Donnarumma-Maignan, le Milan AC remplace le meilleur gardien de Serie A par le meilleur gardien de Ligue 1

Par Luca Dangréaux publié le 28 Mai 2021

Une page se tourne au Milan AC. Gianluigi Donnarumma, Gigio, le jeune et grand garçon de Milanello, ne sera plus le gardien de l’équipe la saison prochaine pour la première fois depuis six ans.
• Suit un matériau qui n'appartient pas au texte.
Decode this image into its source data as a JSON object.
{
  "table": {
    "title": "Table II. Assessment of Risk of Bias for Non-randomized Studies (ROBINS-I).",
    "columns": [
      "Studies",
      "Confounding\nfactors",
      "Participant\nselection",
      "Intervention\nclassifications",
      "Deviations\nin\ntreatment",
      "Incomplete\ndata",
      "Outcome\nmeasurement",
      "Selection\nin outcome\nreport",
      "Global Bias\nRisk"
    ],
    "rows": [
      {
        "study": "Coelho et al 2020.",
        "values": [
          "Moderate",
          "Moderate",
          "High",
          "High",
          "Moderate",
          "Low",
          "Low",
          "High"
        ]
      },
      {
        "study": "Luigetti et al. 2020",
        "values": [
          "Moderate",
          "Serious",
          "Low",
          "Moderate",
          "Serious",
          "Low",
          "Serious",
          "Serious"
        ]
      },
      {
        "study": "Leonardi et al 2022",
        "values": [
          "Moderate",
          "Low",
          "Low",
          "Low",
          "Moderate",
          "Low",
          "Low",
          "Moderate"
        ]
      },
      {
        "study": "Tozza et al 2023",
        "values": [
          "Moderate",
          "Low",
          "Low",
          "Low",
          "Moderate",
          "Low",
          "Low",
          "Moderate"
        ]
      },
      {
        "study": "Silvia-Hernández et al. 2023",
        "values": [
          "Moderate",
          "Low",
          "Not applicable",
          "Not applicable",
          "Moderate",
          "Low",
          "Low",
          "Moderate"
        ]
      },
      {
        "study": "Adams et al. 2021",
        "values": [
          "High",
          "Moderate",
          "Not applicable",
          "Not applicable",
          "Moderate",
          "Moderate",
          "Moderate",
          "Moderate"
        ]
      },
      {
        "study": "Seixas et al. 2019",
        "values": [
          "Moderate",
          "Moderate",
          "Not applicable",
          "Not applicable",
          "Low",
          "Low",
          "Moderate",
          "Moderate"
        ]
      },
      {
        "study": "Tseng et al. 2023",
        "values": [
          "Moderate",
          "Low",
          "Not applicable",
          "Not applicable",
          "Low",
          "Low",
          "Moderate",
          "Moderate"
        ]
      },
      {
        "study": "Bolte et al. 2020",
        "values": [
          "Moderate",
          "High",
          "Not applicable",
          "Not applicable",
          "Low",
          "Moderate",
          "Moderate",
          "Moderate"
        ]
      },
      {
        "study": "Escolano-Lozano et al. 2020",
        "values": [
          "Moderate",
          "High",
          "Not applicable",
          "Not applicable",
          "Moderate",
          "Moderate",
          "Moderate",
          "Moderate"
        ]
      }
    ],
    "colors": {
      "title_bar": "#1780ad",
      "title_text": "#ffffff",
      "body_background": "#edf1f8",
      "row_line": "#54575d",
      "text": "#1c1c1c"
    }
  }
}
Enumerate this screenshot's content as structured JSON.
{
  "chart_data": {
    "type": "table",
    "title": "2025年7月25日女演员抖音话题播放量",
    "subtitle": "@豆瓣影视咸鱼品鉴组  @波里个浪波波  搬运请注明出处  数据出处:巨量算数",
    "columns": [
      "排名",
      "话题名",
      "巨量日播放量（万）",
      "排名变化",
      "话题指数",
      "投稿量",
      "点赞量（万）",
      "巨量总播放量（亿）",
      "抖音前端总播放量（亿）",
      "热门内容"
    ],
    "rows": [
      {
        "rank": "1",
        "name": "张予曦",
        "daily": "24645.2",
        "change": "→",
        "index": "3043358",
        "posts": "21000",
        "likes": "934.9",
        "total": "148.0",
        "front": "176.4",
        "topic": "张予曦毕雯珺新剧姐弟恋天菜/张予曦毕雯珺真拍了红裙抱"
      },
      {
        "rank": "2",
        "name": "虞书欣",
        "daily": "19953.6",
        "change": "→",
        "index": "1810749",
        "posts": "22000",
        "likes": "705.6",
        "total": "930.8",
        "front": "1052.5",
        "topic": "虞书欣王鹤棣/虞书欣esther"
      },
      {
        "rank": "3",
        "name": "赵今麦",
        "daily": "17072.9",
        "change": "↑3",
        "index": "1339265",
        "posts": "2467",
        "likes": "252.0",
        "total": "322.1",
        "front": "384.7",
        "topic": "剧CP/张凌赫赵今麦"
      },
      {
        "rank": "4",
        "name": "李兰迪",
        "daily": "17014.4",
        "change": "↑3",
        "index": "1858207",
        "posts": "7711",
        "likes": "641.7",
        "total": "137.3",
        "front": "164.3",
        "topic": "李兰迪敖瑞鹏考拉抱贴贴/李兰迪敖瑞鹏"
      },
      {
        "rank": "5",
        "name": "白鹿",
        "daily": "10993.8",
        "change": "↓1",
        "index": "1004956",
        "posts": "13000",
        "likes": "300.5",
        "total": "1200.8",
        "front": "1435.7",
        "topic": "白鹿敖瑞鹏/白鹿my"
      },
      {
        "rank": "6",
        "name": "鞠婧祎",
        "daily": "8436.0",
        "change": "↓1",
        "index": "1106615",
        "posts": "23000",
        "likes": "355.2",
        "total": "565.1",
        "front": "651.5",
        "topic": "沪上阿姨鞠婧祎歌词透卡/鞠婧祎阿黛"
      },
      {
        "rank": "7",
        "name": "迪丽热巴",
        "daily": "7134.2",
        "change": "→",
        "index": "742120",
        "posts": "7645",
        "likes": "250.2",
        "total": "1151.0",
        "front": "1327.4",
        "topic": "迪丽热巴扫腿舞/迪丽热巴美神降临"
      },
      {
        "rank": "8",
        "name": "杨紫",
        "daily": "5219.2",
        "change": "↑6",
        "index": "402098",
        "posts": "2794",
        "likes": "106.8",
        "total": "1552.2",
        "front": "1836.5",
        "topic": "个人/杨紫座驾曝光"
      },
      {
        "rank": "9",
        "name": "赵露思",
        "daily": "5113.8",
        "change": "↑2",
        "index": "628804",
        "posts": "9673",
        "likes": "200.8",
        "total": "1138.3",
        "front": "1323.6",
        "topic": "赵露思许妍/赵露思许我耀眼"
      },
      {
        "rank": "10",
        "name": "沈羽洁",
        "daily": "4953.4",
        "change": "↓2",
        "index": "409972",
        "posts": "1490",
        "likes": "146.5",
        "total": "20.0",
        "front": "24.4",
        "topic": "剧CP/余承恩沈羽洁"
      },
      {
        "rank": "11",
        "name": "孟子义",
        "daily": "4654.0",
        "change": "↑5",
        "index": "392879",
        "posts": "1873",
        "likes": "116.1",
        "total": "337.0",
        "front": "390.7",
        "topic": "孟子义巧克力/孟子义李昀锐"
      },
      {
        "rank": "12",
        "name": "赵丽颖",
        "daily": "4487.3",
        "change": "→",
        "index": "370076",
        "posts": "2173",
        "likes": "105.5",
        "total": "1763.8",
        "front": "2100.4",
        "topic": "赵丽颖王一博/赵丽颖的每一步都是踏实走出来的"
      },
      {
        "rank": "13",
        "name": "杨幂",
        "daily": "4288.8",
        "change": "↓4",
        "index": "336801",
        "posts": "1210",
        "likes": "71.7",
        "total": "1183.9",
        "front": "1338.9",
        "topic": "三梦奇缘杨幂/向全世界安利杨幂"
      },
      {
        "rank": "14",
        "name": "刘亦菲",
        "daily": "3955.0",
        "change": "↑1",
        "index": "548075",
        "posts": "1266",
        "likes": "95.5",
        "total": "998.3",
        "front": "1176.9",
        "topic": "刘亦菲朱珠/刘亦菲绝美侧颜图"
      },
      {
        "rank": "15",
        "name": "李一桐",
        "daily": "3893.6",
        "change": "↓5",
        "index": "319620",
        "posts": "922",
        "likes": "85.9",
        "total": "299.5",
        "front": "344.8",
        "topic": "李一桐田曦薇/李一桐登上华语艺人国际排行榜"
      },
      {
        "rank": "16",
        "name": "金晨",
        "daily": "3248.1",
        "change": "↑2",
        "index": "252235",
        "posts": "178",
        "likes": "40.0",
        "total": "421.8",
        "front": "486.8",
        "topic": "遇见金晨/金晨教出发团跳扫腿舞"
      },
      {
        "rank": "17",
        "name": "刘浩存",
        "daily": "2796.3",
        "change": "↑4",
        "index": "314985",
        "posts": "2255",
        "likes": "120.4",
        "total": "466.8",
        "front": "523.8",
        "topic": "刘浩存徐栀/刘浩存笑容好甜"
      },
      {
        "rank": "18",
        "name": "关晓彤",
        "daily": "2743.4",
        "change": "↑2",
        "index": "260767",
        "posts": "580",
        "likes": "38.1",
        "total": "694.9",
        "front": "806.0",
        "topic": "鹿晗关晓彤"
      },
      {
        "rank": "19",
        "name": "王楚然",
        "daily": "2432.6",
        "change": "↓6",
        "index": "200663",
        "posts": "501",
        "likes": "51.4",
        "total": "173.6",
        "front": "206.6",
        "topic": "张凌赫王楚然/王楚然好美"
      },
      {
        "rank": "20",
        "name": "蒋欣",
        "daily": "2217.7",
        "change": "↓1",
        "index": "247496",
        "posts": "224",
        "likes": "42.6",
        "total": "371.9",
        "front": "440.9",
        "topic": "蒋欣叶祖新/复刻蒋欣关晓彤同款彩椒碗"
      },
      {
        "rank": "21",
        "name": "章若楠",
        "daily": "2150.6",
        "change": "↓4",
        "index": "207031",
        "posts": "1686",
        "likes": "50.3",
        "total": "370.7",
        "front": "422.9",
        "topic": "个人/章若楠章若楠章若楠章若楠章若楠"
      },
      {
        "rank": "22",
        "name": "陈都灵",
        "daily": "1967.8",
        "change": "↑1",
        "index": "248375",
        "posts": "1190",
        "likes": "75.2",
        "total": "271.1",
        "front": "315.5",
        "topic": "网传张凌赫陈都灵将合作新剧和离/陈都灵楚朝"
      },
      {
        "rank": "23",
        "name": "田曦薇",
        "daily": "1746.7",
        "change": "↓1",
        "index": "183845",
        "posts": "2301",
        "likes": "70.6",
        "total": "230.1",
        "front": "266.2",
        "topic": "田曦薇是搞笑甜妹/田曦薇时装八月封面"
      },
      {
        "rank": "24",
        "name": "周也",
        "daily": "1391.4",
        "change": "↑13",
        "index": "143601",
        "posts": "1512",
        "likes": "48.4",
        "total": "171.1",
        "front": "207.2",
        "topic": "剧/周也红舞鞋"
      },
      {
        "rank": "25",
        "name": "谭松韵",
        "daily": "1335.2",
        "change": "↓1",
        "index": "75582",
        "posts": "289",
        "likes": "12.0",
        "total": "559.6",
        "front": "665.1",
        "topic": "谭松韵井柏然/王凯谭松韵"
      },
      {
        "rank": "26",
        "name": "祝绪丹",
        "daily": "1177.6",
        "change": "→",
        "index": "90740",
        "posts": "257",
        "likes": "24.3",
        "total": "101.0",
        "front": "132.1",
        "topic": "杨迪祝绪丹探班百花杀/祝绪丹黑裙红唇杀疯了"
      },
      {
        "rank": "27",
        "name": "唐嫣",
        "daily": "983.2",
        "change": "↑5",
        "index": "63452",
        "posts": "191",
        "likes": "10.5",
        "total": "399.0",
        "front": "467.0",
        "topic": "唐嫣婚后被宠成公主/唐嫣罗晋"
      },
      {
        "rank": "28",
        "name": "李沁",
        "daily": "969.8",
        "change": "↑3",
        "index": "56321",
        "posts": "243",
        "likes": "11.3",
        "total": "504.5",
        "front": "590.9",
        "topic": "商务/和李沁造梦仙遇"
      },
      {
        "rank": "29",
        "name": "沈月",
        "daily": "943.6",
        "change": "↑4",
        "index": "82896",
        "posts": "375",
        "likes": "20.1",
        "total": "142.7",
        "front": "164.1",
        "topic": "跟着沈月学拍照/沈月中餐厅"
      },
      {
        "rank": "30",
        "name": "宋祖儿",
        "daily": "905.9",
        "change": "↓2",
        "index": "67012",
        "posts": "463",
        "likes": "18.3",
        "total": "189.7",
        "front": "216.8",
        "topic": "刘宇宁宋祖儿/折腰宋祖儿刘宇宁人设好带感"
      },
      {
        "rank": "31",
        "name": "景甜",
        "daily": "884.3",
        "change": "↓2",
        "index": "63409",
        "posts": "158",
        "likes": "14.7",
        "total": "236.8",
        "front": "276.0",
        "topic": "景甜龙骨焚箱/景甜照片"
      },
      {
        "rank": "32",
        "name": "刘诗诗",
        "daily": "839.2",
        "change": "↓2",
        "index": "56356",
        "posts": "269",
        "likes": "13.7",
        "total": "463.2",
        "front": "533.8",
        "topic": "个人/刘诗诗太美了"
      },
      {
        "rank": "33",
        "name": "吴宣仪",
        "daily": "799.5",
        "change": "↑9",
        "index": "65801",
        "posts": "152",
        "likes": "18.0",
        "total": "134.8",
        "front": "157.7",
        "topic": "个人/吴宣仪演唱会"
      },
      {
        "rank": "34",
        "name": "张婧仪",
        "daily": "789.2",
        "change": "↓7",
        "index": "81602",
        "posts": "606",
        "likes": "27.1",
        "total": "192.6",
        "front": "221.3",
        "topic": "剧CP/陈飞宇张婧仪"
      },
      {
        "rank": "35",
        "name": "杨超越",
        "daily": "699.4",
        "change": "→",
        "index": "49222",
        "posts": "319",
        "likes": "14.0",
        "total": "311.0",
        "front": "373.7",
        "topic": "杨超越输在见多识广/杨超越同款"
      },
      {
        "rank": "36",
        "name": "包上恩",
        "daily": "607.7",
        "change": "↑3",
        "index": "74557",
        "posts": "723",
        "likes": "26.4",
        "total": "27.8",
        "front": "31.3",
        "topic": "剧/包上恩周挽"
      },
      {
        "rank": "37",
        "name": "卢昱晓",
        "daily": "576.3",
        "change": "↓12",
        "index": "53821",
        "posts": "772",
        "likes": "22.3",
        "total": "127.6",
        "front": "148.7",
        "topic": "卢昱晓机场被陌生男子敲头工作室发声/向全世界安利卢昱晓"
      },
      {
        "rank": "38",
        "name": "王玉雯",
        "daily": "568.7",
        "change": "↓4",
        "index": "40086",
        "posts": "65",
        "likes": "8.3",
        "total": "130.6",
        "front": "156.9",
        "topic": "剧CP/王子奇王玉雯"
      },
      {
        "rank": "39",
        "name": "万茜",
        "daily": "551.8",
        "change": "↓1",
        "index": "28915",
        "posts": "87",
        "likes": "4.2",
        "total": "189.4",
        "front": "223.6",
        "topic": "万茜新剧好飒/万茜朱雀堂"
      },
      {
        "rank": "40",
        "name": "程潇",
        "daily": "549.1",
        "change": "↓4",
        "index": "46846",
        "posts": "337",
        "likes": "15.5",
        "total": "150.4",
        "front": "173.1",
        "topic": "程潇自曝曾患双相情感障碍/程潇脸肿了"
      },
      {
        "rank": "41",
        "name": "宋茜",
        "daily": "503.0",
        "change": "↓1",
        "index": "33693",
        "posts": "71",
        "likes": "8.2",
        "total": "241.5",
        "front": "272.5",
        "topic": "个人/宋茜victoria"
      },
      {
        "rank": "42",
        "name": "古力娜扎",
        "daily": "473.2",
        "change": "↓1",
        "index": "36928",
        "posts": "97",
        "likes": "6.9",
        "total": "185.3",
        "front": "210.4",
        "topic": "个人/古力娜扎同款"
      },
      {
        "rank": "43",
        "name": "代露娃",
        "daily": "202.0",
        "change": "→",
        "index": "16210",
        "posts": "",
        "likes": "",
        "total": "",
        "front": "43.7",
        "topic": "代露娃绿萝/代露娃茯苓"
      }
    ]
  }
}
Le portier de la Nazionale n’a pas officiellement quitté son club formateur mais l’arrivée de Mike Maignan conjuguée aux propos de Maldini vaut comme tel. De plus, impossible d’imaginer l’ancien de Lille passer une saison sur un banc de touche. Que les supporters se rassurent, s’ils perdent le meilleur gardien de la Serie A, ils récupèrent le meilleur gardien de la Ligue 1. Avec quelques défauts, de belles qualités, ainsi qu’une marge de progression.

Un travailleur acharné et récompensé

Pour environ quinze millions d’euros, le Milan AC a acheté l’un des meilleurs gardiens français. Deux raisons expliquent ce prix que nous qualifieront de raisonnable : la seule année de contrat qu’il restait à l’international français dans le nord de la France et un potentiel remboursement caché entre les fonds d’investissement Elliott et Merlyn Partners. Nous allons nous concentrer sur le sportif, sur le joueur qu’est Maignan. Le principal mot qui sort de la bouche de ceux qui ont côtoyé le nouveau gardien milanais, c’est « travail ». Maignan n’est pas l’évidence qu’était Donnarumma à ses débuts, sinon n’aurait-il sans doute pas été libéré par le PSG puis laissé sur le banc pendant deux saisons par la Losc. Gigio et Mike ont commencé à tutoyer le monde pro tous les deux en 2015 ; le premier compte aujourd’hui presque 300 matches professionnels, le second 181. Le Français, c’est par le travail qu’il est allé chercher ce qu’il obtient aujourd’hui.

Son transfert dans un grand d’Europe conclut une, voire plusieurs saisons remarquables. Depuis l’exercice 2018-2019 et sa place de titulaire actée par Christophe Galtier, rares sont les grossières erreurs commises par le gardien. Cette année, il boucle un championnat à trois défaites, 22 clean-sheets et 23 buts encaissés. Des statistiques qui se confondent avec celles des équipes toutes-puissantes du continent. En trois saisons, Maignan est devenu un roc, très « Neueresque » dans ses manières. Sur les face-à-face, il se fige au maximum avant d’élargir son corps du plus étendu qu’il le peut, sans se jeter. Il jaillit bien sur sa ligne, le regard toujours fixé sur le ballon. Comme l’Allemand, il ne garde que très rarement le ballon en sa possession et relance au plus vite. Comme l’Allemand, pied droit comme pied gauche, il est facile.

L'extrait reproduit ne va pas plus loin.